I’m trying to come down with this year’s version of the crud.
I avoided what the doctors call “an upper respiratory infection” last year for the first time in ages, and was hoping to avoid an encounter for a second year.
No such luck.
It all began Sunday night with the inevitable sinus drain and scratchy throat. It led to the beginnings of the cough, the goose bumpy feeling like I had a fever when I didn’t and a slight chill. Tuesday night, it hit full force. I spent half my night sitting up coughing and the other half trying to breathe. I looked in the mirror after getting up Wednesday morning and looked like I’d been hit and rolled over by a truck.
I’ve had the flu, bronchitis, even pneumonia as a child, but nothing puts me down like the crud. With the other three maladies, you’re sick enough to go to and stay in bed; with the malady I’m suffering from now, you feel bad enough just to be miserable, but not bad enough to do what you should do, like go home and go to bed.
Instead, you drag yourself through the day, hacking and barking and making strange noises that have your co-workers looking at you and wondering, from your outward appearance, if they should call for an ambulance or a hearse. You talk to others who have had the same illness and they give you their wisdom and suggestions how to fight the problem, with some of the remedies involving something 80 proof or better.
And still dragging and seeking relief, you make an appointment the doctor, sit in a waiting room of people in the same condition as you, get in and get offered a shot (which I refuse — a needle thing) and some very good drugs that will help cure you of your problems. The only problem with the drugs is they make you drowsy, which isn’t a good thing when you’re trying to “tough it out” and continue to be a productive member of society.

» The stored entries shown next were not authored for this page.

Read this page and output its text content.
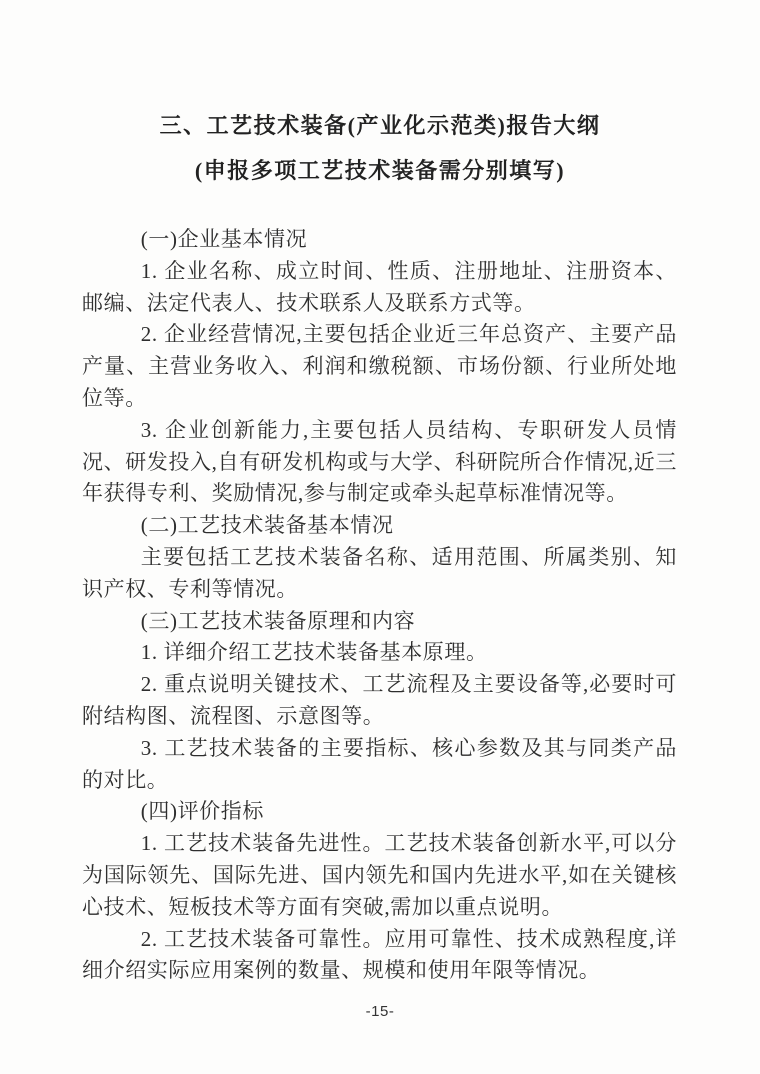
三、工艺技术装备(产业化示范类)报告大纲
(申报多项工艺技术装备需分别填写)

(一)企业基本情况

1. 企业名称、成立时间、性质、注册地址、注册资本、邮编、法定代表人、技术联系人及联系方式等。

2. 企业经营情况,主要包括企业近三年总资产、主要产品产量、主营业务收入、利润和缴税额、市场份额、行业所处地位等。

3. 企业创新能力,主要包括人员结构、专职研发人员情况、研发投入,自有研发机构或与大学、科研院所合作情况,近三年获得专利、奖励情况,参与制定或牵头起草标准情况等。

(二)工艺技术装备基本情况

主要包括工艺技术装备名称、适用范围、所属类别、知识产权、专利等情况。

(三)工艺技术装备原理和内容

1. 详细介绍工艺技术装备基本原理。

2. 重点说明关键技术、工艺流程及主要设备等,必要时可附结构图、流程图、示意图等。

3. 工艺技术装备的主要指标、核心参数及其与同类产品的对比。

(四)评价指标

1. 工艺技术装备先进性。工艺技术装备创新水平,可以分为国际领先、国际先进、国内领先和国内先进水平,如在关键核心技术、短板技术等方面有突破,需加以重点说明。

2. 工艺技术装备可靠性。应用可靠性、技术成熟程度,详细介绍实际应用案例的数量、规模和使用年限等情况。

-15-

In the old days, before I began adding gray hair, I would self-medicate. I would take all manner of decongestants, high-powered cough medication and suck on the strongest menthol cough drops I could find. In the early years of my career, I was fortunate to be able to go home for lunch. When I was in the condition I am now, I would go home, eat and then crash on the bed for about 30 minutes, go back to work and return home and collapse on the bed and sleep.
Now that I’m older, I can no longer take such measures; what worked in my 30s doesn’t work in my 60s.
So I accept my fate, suffer in silence and hope this problem doesn’t last too long. And pray I never get it again.